Another honorary degree was awarded to Jaron Lanier, a scientist, composer, visual artist and author whose name is closely associated with virtual reality research. He coined the term “virtual reality” and in the early 1980s founded VPL Research, the first company to market virtual reality products. Lanier led the development of the first multi-person virtual worlds experienced using head-mounted displays, as well as the first “avatars,” or representations of users within such systems. He and his colleagues at VPL developed the first implementations of virtual reality in surgical simulation, vehicle interior prototyping and television production.
Lanier is a pianist and specialist in unusual musical instruments — especially the wind and string instruments of Asia. He also writes chamber and orchestral music, and has pioneered the use of virtual reality in musical stage performance.
Erica D’Almeida, of Warren, was the ceremony’s undergraduate speaker.

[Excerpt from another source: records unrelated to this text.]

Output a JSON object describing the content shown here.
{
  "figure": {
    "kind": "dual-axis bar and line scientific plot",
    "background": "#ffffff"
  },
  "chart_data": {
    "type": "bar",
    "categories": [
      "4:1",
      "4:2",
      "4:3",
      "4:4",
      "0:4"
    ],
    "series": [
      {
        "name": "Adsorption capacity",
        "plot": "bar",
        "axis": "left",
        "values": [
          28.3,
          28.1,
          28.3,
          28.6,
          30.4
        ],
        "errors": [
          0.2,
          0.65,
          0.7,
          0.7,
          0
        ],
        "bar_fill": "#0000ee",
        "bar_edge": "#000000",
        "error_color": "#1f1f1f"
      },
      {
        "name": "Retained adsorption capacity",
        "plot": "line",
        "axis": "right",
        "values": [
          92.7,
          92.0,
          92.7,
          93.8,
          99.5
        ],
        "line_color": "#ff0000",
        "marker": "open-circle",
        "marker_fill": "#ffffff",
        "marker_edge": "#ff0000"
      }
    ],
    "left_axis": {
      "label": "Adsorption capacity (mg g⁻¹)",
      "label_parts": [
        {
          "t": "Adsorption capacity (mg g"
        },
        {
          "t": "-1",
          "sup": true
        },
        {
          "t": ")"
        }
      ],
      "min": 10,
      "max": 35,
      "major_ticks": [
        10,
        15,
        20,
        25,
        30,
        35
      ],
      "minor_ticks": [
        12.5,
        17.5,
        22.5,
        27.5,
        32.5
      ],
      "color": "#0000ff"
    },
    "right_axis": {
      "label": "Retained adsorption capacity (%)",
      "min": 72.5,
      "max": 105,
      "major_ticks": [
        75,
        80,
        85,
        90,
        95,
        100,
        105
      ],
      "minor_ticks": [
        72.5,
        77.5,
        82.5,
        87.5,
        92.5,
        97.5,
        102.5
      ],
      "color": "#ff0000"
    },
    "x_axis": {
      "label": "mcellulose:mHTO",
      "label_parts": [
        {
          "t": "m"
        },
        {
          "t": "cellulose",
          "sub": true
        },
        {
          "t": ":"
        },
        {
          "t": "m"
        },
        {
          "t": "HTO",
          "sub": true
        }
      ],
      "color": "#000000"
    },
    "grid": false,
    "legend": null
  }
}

Almeida, who received a degree in architecture, was a vice president for the Student Senate and senior class president. She worked as a leader for NJIT’s Miniversity, which gives high school students tours of the campus, and served on a committee that oversaw the restoration of Eberhardt Hall, NJIT’s oldest and most distinguished building.
The life of Rita Thornton, the commencement’s graduate-student speaker, was chronicled in the award-winning film The Ditchdigger’s Daughter. When Thornton was a child, her father, who worked as a ditchdigger, wanted all six of his daughters to become doctors. Thornton, the first black woman to earn a doctorate in environmental science from NJIT, was the fourth of her sisters to earn a doctoral degree. For her dissertation, she studied air pollution in two Newark neighborhoods, analyzing how pollutants near to pre-schools trigger asthma in children. Her research prompted officials to install air pollution devices in pre schools so that children could breathe cleaner air. Corzine referred to her in his speech as “inspirational.”
“When walking around the NJIT campus,” said Thornton, “I noticed that NJIT had a new slogan: “The edge in knowledge.” My parents told my sisters and I that knowledge is the cutting instrument of life. People perish for the lack of knowledge; but with the proper knowledge, you can cut through any obstacle. And to cut through any obstacle, they said, the cutting instrument must be razor sharp. NJIT has given us students that sharpness by challenging us to find innovative ways to use science and technology to improve businesses, government and our communities.”